Without Bjorkstrand, the Kraken could be in a dire situation right now. 

Takeaway #2: Thank goodness for Vince Dunn

Speaking of Dunn, he has had quite the second half to this NHL season. The puck-moving defenseman has blossomed offensively, and he could truly be in the Norris Trophy conversation if he continues to produce at this same breakneck pace for the rest of the season. He won’t win it, but he could be in the conversation. 

Dunn extended his franchise record point streak to 11 games with his overtime goal Thursday, pushing the Kraken back within one point of the third-place Edmonton Oilers. He also set a new career high for goals with his 13th of the season, and with 56 points, he has far surpassed his previous career high in that category.

His latest point was a bit fortuitous, but it had a big impact on Seattle’s playoff hopes. With the three-on-three overtime period well underway, Bjorkstrand circled back in the Kraken zone and recognized that all three Sharks had shaded to one side of the ice. That left Dunn open on the other side at the San Jose blue line. Bjorkstrand hit Dunn with a perfect pass, and Dunn made a simple play to skate in, drift toward the slot, and shoot for Reimer’s five hole. 

Reimer—who was on a dominant streak against the Kraken—came back down to Earth in that moment and allowed the puck to squeak through the wickets. 

“Just reading the pre-scout and everything, [goalie coach Steve Briere] said if he’s feeling it, throw one five hole,” said Dunn. “I don’t know if [Briere] is that smart, or if I was just a little lucky, but maybe kudos to him.” 

Dunn has proven to be one of Seattle’s two best selections in the Expansion Draft—along with Jared McCann—and could be a building block for the future of this team. The 26-year-old’s contract is expiring after this season, but he will be a restricted free agent. What kind of a raise will he get on his next deal? 

Takeaway #3: It was *almost* a night of missed opportunities

We mentioned Reimer’s dominant streak against the Kraken in Takeaway #2, and for almost the entire hockey game Thursday, it felt like he was going to pull out another win. In four appearances against Seattle, Reimer has now stopped 122 of 127 shots for a .961 save percentage and a 1.25 goals against average. 

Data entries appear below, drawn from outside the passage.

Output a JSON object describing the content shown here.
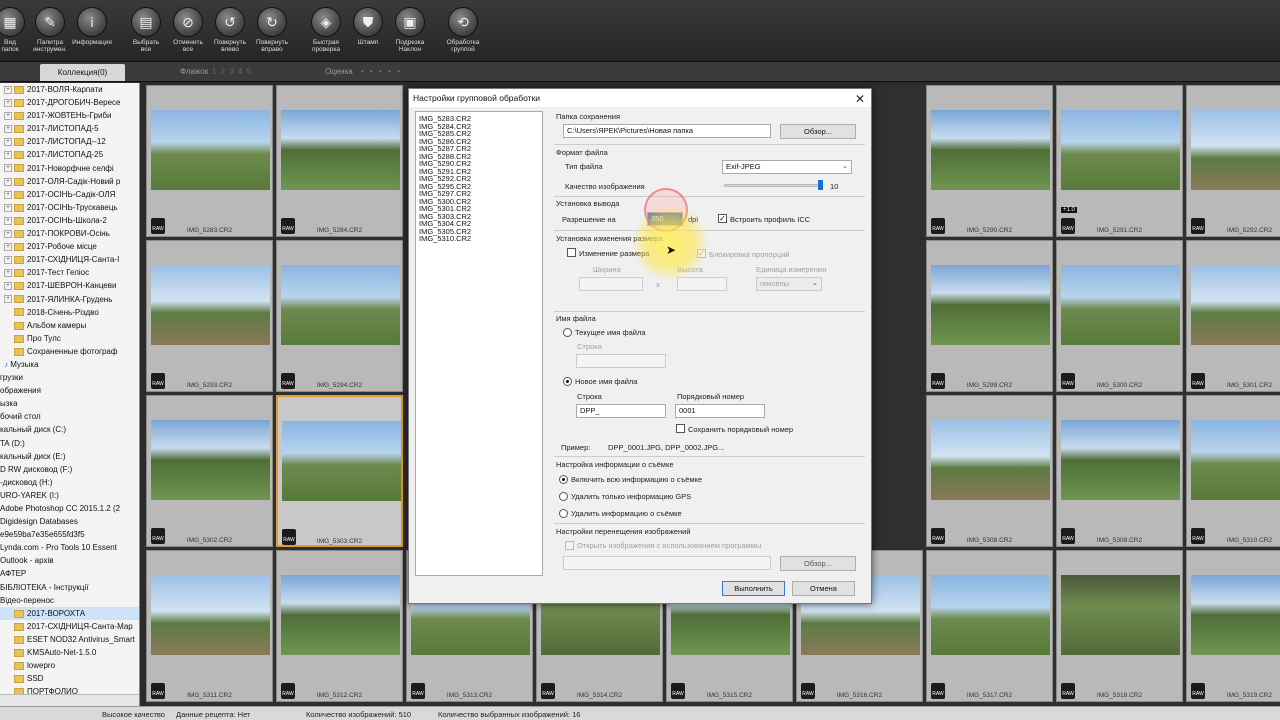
{
  "toolbar": {
    "buttons": [
      {
        "label": "Вид\nпапок",
        "icon": "folder-view-icon"
      },
      {
        "label": "Палитра\nинструмен.",
        "icon": "tool-palette-icon"
      },
      {
        "label": "Информация",
        "icon": "info-icon"
      },
      {
        "label": "Выбрать\nвсе",
        "icon": "select-all-icon"
      },
      {
        "label": "Отменить\nвсе",
        "icon": "deselect-all-icon"
      },
      {
        "label": "Повернуть\nвлево",
        "icon": "rotate-left-icon"
      },
      {
        "label": "Повернуть\nвправо",
        "icon": "rotate-right-icon"
      },
      {
        "label": "Быстрая\nпроверка",
        "icon": "quick-check-icon"
      },
      {
        "label": "Штамп",
        "icon": "stamp-icon"
      },
      {
        "label": "Подрезка\nНаклон",
        "icon": "crop-icon"
      },
      {
        "label": "Обработка\nгруппой",
        "icon": "batch-process-icon"
      }
    ]
  },
  "filterbar": {
    "collection_tab": "Коллекция(0)",
    "flag_label": "Флажок",
    "flag_values": "1 2 3 4 5",
    "rating_label": "Оценка",
    "rating_dots": "• • • • •"
  },
  "tree": {
    "rows": [
      {
        "label": "2017-ВОЛЯ-Карпати",
        "type": "folder",
        "exp": true
      },
      {
        "label": "2017-ДРОГОБИЧ-Вересе",
        "type": "folder",
        "exp": true
      },
      {
        "label": "2017-ЖОВТЕНЬ-Гриби",
        "type": "folder",
        "exp": true
      },
      {
        "label": "2017-ЛИСТОПАД-5",
        "type": "folder",
        "exp": true
      },
      {
        "label": "2017-ЛИСТОПАД--12",
        "type": "folder",
        "exp": true
      },
      {
        "label": "2017-ЛИСТОПАД-25",
        "type": "folder",
        "exp": true
      },
      {
        "label": "2017-Новорфчне селфі",
        "type": "folder",
        "exp": true
      },
      {
        "label": "2017-ОЛЯ-Садік-Новий р",
        "type": "folder",
        "exp": true
      },
      {
        "label": "2017-ОСІНЬ-Садік-ОЛЯ",
        "type": "folder",
        "exp": true
      },
      {
        "label": "2017-ОСІНЬ-Трускавець",
        "type": "folder",
        "exp": true
      },
      {
        "label": "2017-ОСІНЬ-Школа-2",
        "type": "folder",
        "exp": true
      },
      {
        "label": "2017-ПОКРОВИ-Осінь",
        "type": "folder",
        "exp": true
      },
      {
        "label": "2017-Робоче місце",
        "type": "folder",
        "exp": true
      },
      {
        "label": "2017-СХІДНИЦЯ-Санта-І",
        "type": "folder",
        "exp": true
      },
      {
        "label": "2017-Тест Геліос",
        "type": "folder",
        "exp": true
      },
      {
        "label": "2017-ШЕВРОН-Канцеви",
        "type": "folder",
        "exp": true
      },
      {
        "label": "2017-ЯЛИНКА-Грудень",
        "type": "folder",
        "exp": true
      },
      {
        "label": "2018-Січень-Різдво",
        "type": "folder",
        "exp": false
      },
      {
        "label": "Альбом камеры",
        "type": "folder",
        "exp": false
      },
      {
        "label": "Про Тулс",
        "type": "folder",
        "exp": false
      },
      {
        "label": "Сохраненные фотограф",
        "type": "folder",
        "exp": false
      },
      {
        "label": "Музыка",
        "type": "music",
        "exp": false
      },
      {
        "label": "грузки",
        "type": "plain",
        "exp": false
      },
      {
        "label": "ображения",
        "type": "plain",
        "exp": false
      },
      {
        "label": "ызка",
        "type": "plain",
        "exp": false
      },
      {
        "label": "бочий стол",
        "type": "plain",
        "exp": false
      },
      {
        "label": "кальный диск (C:)",
        "type": "plain",
        "exp": false
      },
      {
        "label": "TA (D:)",
        "type": "plain",
        "exp": false
      },
      {
        "label": "кальный диск (E:)",
        "type": "plain",
        "exp": false
      },
      {
        "label": "D RW дисковод (F:)",
        "type": "plain",
        "exp": false
      },
      {
        "label": "-дисковод (H:)",
        "type": "plain",
        "exp": false
      },
      {
        "label": "URO-YAREK (I:)",
        "type": "plain",
        "exp": false
      },
      {
        "label": "Adobe Photoshop CC 2015.1.2 (2",
        "type": "plain",
        "exp": false
      },
      {
        "label": "Digidesign Databases",
        "type": "plain",
        "exp": false
      },
      {
        "label": "e9e59ba7e35e655fd3f5",
        "type": "plain",
        "exp": false
      },
      {
        "label": "Lynda.com - Pro Tools 10 Essent",
        "type": "plain",
        "exp": false
      },
      {
        "label": "Outlook - архів",
        "type": "plain",
        "exp": false
      },
      {
        "label": "АФТЕР",
        "type": "plain",
        "exp": false
      },
      {
        "label": "БІБЛІОТЕКА - Інструкції",
        "type": "plain",
        "exp": false
      },
      {
        "label": "Відео-перенос",
        "type": "plain",
        "exp": false
      },
      {
        "label": "2017-ВОРОХТА",
        "type": "folder",
        "exp": false,
        "sel": true
      },
      {
        "label": "2017-СХІДНИЦЯ-Санта-Мар",
        "type": "folder",
        "exp": false
      },
      {
        "label": "ESET NOD32 Antivirus_Smart",
        "type": "folder",
        "exp": false
      },
      {
        "label": "KMSAuto-Net-1.5.0",
        "type": "folder",
        "exp": false
      },
      {
        "label": "lowepro",
        "type": "folder",
        "exp": false
      },
      {
        "label": "SSD",
        "type": "folder",
        "exp": false
      },
      {
        "label": "ПОРТФОЛИО",
        "type": "folder",
        "exp": false
      }
    ]
  },
  "thumbs": [
    {
      "name": "",
      "row": 0,
      "col": 0,
      "v": 3
    },
    {
      "name": "IMG_5283.CR2",
      "row": 0,
      "col": 0,
      "v": 0
    },
    {
      "name": "IMG_5284.CR2",
      "row": 0,
      "col": 1,
      "v": 1
    },
    {
      "name": "IMG_5290.CR2",
      "row": 0,
      "col": 6,
      "v": 1
    },
    {
      "name": "IMG_5291.CR2",
      "row": 0,
      "col": 7,
      "v": 0,
      "badge": "+1.0"
    },
    {
      "name": "IMG_5292.CR2",
      "row": 0,
      "col": 8,
      "v": 2
    },
    {
      "name": "IMG_5293.CR2",
      "row": 1,
      "col": 0,
      "v": 2
    },
    {
      "name": "IMG_5294.CR2",
      "row": 1,
      "col": 1,
      "v": 0
    },
    {
      "name": "IMG_5299.CR2",
      "row": 1,
      "col": 6,
      "v": 1
    },
    {
      "name": "IMG_5300.CR2",
      "row": 1,
      "col": 7,
      "v": 0
    },
    {
      "name": "IMG_5301.CR2",
      "row": 1,
      "col": 8,
      "v": 2
    },
    {
      "name": "IMG_5302.CR2",
      "row": 2,
      "col": 0,
      "v": 1
    },
    {
      "name": "IMG_5303.CR2",
      "row": 2,
      "col": 1,
      "v": 0,
      "selected": true
    },
    {
      "name": "IMG_5308.CR2",
      "row": 2,
      "col": 6,
      "v": 2
    },
    {
      "name": "IMG_5309.CR2",
      "row": 2,
      "col": 7,
      "v": 1
    },
    {
      "name": "IMG_5310.CR2",
      "row": 2,
      "col": 8,
      "v": 0
    },
    {
      "name": "IMG_5311.CR2",
      "row": 3,
      "col": 0,
      "v": 2
    },
    {
      "name": "IMG_5312.CR2",
      "row": 3,
      "col": 1,
      "v": 1
    },
    {
      "name": "IMG_5313.CR2",
      "row": 3,
      "col": 2,
      "v": 0
    },
    {
      "name": "IMG_5314.CR2",
      "row": 3,
      "col": 3,
      "v": 3
    },
    {
      "name": "IMG_5315.CR2",
      "row": 3,
      "col": 4,
      "v": 1
    },
    {
      "name": "IMG_5316.CR2",
      "row": 3,
      "col": 5,
      "v": 2
    },
    {
      "name": "IMG_5317.CR2",
      "row": 3,
      "col": 6,
      "v": 0
    },
    {
      "name": "IMG_5318.CR2",
      "row": 3,
      "col": 7,
      "v": 3
    },
    {
      "name": "IMG_5319.CR2",
      "row": 3,
      "col": 8,
      "v": 1
    },
    {
      "name": "",
      "row": 0,
      "col": 5,
      "v": 1
    },
    {
      "name": "",
      "row": 1,
      "col": 5,
      "v": 3
    },
    {
      "name": "",
      "row": 2,
      "col": 5,
      "v": 2
    }
  ],
  "status": {
    "quality": "Высокое качество",
    "recipe": "Данные рецепта: Нет",
    "count": "Количество изображений: 510",
    "selected": "Количество выбранных изображений: 16"
  },
  "dialog": {
    "title": "Настройки групповой обработки",
    "files": [
      "IMG_5283.CR2",
      "IMG_5284.CR2",
      "IMG_5285.CR2",
      "IMG_5286.CR2",
      "IMG_5287.CR2",
      "IMG_5288.CR2",
      "IMG_5290.CR2",
      "IMG_5291.CR2",
      "IMG_5292.CR2",
      "IMG_5295.CR2",
      "IMG_5297.CR2",
      "IMG_5300.CR2",
      "IMG_5301.CR2",
      "IMG_5303.CR2",
      "IMG_5304.CR2",
      "IMG_5305.CR2",
      "IMG_5310.CR2"
    ],
    "save_folder": {
      "label": "Папка сохранения",
      "path": "C:\\Users\\ЯРЕК\\Pictures\\Новая папка",
      "browse": "Обзор..."
    },
    "file_format": {
      "label": "Формат файла",
      "type_label": "Тип файла",
      "type_value": "Exif-JPEG",
      "quality_label": "Качество изображения",
      "quality_value": "10",
      "quality_level": 0.97
    },
    "output": {
      "label": "Установка вывода",
      "resolution_label": "Разрешение на",
      "resolution_value": "350",
      "dpi": "dpi",
      "icc_label": "Встроить профиль ICC",
      "icc_checked": true
    },
    "resize": {
      "label": "Установка изменения размера",
      "resize_label": "Изменение размера",
      "lock_label": "Блокировка пропорций",
      "width_label": "Ширина",
      "height_label": "Высота",
      "times": "x",
      "unit_label": "Единица измерения",
      "unit_value": "пикселы"
    },
    "filename": {
      "label": "Имя файла",
      "current_label": "Текущее имя файла",
      "string_label_dis": "Строка",
      "new_label": "Новое имя файла",
      "string_label": "Строка",
      "string_value": "DPP_",
      "seq_label": "Порядковый номер",
      "seq_value": "0001",
      "keep_seq_label": "Сохранить порядковый номер",
      "example_label": "Пример:",
      "example_value": "DPP_0001.JPG, DPP_0002.JPG..."
    },
    "shooting_info": {
      "label": "Настройка информации о съёмке",
      "opt1": "Включить всю информацию о съёмке",
      "opt2": "Удалить только информацию GPS",
      "opt3": "Удалить информацию о съёмке"
    },
    "transfer": {
      "label": "Настройки перенещения изображений",
      "open_label": "Открыть изображения с использованием программы",
      "browse": "Обзор..."
    },
    "execute": "Выполнить",
    "cancel": "Отмена"
  }
}
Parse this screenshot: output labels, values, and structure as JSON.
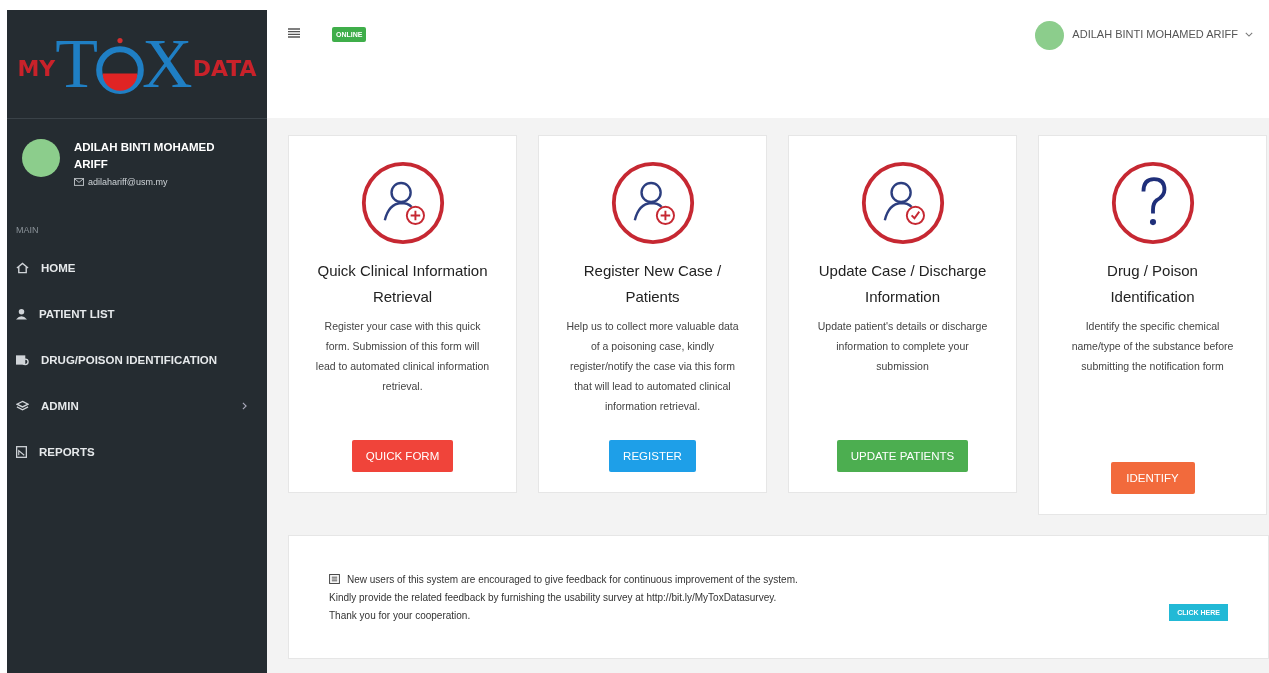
{
  "logo": {
    "prefix": "MY",
    "first_letter": "T",
    "last_letter": "X",
    "suffix": "DATA"
  },
  "sidebar": {
    "user": {
      "name": "ADILAH BINTI MOHAMED ARIFF",
      "email": "adilahariff@usm.my"
    },
    "section": "MAIN",
    "items": [
      {
        "label": "HOME",
        "kind": "home",
        "submenu": false
      },
      {
        "label": "PATIENT LIST",
        "kind": "person",
        "submenu": false
      },
      {
        "label": "DRUG/POISON IDENTIFICATION",
        "kind": "search",
        "submenu": false
      },
      {
        "label": "ADMIN",
        "kind": "layers",
        "submenu": true
      },
      {
        "label": "REPORTS",
        "kind": "report",
        "submenu": false
      }
    ]
  },
  "topbar": {
    "status": "ONLINE",
    "user_name": "ADILAH BINTI MOHAMED ARIFF"
  },
  "cards": [
    {
      "kind": "add",
      "title": "Quick Clinical Information Retrieval",
      "text": "Register your case with this quick form. Submission of this form will lead to automated clinical information retrieval.",
      "button": "QUICK FORM",
      "color": "#f0443a"
    },
    {
      "kind": "add",
      "title": "Register New Case / Patients",
      "text": "Help us to collect more valuable data of a poisoning case, kindly register/notify the case via this form that will lead to automated clinical information retrieval.",
      "button": "REGISTER",
      "color": "#1e9fe8"
    },
    {
      "kind": "check",
      "title": "Update Case / Discharge Information",
      "text": "Update patient's details or discharge information to complete your submission",
      "button": "UPDATE PATIENTS",
      "color": "#4cae50"
    },
    {
      "kind": "question",
      "title": "Drug / Poison Identification",
      "text": "Identify the specific chemical name/type of the substance before submitting the notification form",
      "button": "IDENTIFY",
      "color": "#f26a3c"
    }
  ],
  "feedback": {
    "lines": [
      "New users of this system are encouraged to give feedback for continuous improvement of the system.",
      "Kindly provide the related feedback by furnishing the usability survey at http://bit.ly/MyToxDatasurvey.",
      "Thank you for your cooperation."
    ],
    "button": "CLICK HERE"
  }
}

Aside from Bjorkstrand’s game-tying goal in the third period, the Kraken had several chances in regulation that looked like sure goals. But in every case, the puck would skitter through the crease, hit the post, or fly wide of the net. That’s just how it goes when you’re facing a goalie that has your number, and Reimer definitely had Seattle’s number.

The most egregious miss came after an errant clearing attempt by Reimer landed on the stick of Jaden Schwartz. Reimer was way out of the net, so Sharks players threw themselves into the crease to try to stop Schwartz from scoring. Looking for an opening, Schwartz stickhandled, but never actually got a shot away. 

That wasn’t the only near miss, though. McCann had a wide-open look from the slot in the first but fired wide, Adam Larsson hit the inside of the post early in the second, and John Hayden tipped a shot through Reimer’s legs in the third, only to have it slide outside the left post. 

To Seattle’s credit, the group stuck with it and found just enough offensive output to get the desperately needed two standings points. 

“[The two points are] very important right now,” said Dunn. “They don’t always have to be pretty, but we just have to make sure we find a way to get two. Every point really matters right now, so that’s very big for the team to get back on track here.”

The Kraken now face a much tougher—and even more important—test Saturday against the Edmonton Oilers. 

“Coming up, it’s a pretty big test,” said Grubauer. “We’re playing teams that are even with us in the standings or within a couple points. So you can’t waste any points tonight.”